For 22 years, Nick Yarris sat on death row in Pennsylvania for the rape and murder of a Delaware County woman.

Yarris would have died in prison if not for a DNA test that showed he wasn't the rapist or killer.

His conviction was overturned in 2003, and last week he received the final installment of a $4 million settlement stemming from a malicious-prosecution lawsuit he brought against prosecutors in Delaware County.

Yarris' case is just the latest example of why Pennsylvania should follow New Jersey's lead and give the death penalty a dose of sodium thiopental.

Beyond the fact that there is scant evidence that the death penalty acts as a deterrent, the overriding reason to eliminate capital punishment is that innocent people may be executed for crimes they didn't commit.

DNA testing has helped exonerate 210 people wrongly convicted of various crimes in 30 states. Texas has set free 15 inmates wrongly convicted in Dallas alone since 2001, including a man released this month who had spent 27 years in prison for a rape he didn't commit.

What's going on in cowboy country?

At first blush, it appears that Texas is locking up innocent folks left and right. But a closer look shows that an innocent man was freed because a Dallas crime lab preserved evidence going back three decades.
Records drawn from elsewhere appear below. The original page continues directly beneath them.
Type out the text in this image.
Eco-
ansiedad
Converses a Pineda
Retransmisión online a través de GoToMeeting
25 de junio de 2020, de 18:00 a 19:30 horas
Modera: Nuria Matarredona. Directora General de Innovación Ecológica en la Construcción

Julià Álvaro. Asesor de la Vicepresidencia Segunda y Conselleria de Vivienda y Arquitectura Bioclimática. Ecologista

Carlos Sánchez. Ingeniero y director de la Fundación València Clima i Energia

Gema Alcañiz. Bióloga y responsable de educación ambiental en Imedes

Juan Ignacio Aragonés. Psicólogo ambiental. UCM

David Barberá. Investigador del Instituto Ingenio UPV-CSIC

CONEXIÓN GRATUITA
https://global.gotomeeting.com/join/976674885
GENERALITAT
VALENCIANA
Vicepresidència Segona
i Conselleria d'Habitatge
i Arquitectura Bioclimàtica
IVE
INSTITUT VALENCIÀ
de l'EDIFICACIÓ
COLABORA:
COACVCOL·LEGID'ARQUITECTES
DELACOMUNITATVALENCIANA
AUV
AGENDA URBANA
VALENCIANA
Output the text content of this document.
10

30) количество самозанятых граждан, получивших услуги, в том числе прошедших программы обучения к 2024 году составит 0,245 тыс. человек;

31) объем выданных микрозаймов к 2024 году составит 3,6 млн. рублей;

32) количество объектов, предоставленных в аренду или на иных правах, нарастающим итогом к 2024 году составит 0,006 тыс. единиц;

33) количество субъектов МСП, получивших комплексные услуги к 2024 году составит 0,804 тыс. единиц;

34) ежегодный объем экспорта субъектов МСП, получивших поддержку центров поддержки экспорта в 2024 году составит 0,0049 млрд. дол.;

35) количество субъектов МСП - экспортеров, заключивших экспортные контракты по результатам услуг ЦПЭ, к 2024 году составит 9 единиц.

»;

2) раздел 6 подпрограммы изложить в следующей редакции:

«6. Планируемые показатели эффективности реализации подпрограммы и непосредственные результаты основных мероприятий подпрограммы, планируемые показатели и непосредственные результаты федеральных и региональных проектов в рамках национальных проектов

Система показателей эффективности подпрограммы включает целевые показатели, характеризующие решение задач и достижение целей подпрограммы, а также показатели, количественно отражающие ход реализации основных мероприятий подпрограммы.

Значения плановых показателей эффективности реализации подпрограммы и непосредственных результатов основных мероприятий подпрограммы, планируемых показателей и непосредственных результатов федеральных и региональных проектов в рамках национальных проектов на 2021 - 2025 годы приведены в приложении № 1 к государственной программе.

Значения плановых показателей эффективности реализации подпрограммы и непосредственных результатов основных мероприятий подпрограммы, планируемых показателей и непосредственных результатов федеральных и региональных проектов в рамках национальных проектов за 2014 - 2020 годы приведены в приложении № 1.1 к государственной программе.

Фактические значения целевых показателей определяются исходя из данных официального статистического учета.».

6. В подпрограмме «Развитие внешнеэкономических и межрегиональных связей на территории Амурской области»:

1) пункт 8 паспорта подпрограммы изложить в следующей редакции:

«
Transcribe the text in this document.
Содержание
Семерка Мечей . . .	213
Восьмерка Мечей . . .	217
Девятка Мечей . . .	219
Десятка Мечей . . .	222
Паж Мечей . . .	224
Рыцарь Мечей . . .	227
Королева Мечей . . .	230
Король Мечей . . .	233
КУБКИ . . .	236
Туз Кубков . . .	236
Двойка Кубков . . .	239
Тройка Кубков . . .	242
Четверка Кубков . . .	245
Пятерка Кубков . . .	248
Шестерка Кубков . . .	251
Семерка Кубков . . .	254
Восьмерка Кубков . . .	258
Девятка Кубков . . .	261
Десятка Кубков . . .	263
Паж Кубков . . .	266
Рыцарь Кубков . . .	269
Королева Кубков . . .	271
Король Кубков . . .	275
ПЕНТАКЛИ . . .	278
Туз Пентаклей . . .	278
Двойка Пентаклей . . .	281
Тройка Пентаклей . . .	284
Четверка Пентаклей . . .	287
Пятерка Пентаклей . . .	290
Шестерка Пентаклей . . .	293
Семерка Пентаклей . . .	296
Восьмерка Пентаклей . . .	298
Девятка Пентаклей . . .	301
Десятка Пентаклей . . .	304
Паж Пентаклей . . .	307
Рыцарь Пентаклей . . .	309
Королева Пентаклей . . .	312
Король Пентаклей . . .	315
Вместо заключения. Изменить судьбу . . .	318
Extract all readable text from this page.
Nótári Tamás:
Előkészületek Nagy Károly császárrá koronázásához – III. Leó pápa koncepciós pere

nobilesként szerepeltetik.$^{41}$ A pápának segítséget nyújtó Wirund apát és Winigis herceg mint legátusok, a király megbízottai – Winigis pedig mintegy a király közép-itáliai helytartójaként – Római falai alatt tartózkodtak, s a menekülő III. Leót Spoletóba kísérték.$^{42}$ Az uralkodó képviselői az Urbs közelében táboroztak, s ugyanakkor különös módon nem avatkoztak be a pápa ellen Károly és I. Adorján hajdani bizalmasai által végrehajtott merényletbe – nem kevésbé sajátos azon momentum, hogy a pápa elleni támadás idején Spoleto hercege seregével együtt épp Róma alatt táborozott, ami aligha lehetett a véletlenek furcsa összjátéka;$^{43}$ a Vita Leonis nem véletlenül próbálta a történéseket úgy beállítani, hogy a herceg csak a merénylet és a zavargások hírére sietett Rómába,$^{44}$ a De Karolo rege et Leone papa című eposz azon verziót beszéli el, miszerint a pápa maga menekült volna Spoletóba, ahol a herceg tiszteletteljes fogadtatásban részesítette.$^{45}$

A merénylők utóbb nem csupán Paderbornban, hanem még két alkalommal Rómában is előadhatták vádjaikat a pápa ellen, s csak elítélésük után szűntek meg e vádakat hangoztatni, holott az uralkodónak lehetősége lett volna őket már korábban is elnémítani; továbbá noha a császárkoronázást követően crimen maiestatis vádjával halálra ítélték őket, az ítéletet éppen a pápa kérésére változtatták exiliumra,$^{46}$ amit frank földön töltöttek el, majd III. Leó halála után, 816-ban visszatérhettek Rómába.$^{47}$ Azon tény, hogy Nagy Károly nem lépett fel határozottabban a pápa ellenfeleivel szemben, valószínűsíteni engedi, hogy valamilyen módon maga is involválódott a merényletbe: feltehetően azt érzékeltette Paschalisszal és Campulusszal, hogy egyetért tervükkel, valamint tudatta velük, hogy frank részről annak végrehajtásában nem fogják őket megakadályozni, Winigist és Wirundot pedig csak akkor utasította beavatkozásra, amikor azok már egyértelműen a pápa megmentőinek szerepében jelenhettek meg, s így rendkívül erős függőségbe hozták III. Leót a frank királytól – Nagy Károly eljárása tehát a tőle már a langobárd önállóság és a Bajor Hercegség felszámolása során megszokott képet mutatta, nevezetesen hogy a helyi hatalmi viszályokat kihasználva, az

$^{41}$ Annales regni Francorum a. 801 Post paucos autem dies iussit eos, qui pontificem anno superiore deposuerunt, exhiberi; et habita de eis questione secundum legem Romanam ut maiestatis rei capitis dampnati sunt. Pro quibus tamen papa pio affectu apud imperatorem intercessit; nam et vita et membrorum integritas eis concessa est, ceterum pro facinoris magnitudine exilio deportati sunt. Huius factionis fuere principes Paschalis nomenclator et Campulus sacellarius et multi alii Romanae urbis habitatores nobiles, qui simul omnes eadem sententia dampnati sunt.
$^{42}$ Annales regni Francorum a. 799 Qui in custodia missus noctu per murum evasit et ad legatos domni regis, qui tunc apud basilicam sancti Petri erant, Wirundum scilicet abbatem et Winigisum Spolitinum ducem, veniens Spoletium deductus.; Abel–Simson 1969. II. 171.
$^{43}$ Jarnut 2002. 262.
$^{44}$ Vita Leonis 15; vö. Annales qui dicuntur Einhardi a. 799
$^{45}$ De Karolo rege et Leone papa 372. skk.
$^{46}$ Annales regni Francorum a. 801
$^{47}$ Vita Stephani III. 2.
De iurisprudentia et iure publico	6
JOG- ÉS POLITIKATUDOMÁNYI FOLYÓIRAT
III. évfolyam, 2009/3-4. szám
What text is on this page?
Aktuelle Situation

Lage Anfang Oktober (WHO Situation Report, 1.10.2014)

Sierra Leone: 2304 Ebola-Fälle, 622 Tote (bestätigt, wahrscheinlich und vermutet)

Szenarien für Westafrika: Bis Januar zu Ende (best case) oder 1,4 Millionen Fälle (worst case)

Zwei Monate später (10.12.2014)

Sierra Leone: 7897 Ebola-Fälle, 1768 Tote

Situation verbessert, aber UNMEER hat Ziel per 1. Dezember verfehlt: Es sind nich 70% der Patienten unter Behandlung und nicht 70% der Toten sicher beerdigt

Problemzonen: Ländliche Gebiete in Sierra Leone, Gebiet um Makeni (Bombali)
Conversely, there are countless people rotting in prisons across the country who are innocent but can't mount a credible claim because the evidence no longer exists.

DNA testing has been around only since 1988. The test helps in only a tiny fraction of crimes - mainly those involving rape - where DNA evidence exists.

Those wrongly convicted of a robbery or a shooting where there isn't DNA have a slim-to-none chance of overturning the verdict.

A review of scores of cases where a person was found to be wrongly convicted shows that the leading cause by far is eyewitness misidentification.

False confessions, government misconduct, lying snitches, and poor legal representation can all lead to a wrongful conviction.

All of those factors appear to have played a role in Yarris' case. Getting his verdict overturned was an uphill battle akin to winning the Powerball.

At one point, after contracting hepatitis C in prison and wanting to avoid dying from the painful disease, Yarris asked a judge to expedite his execution.

But after spending more than 8,000 days behind bars, Yarris narrowly escaped having the governor of Pennsylvania sign a death warrant for a crime it now appears he didn't commit.

That alone is enough to end the death penalty.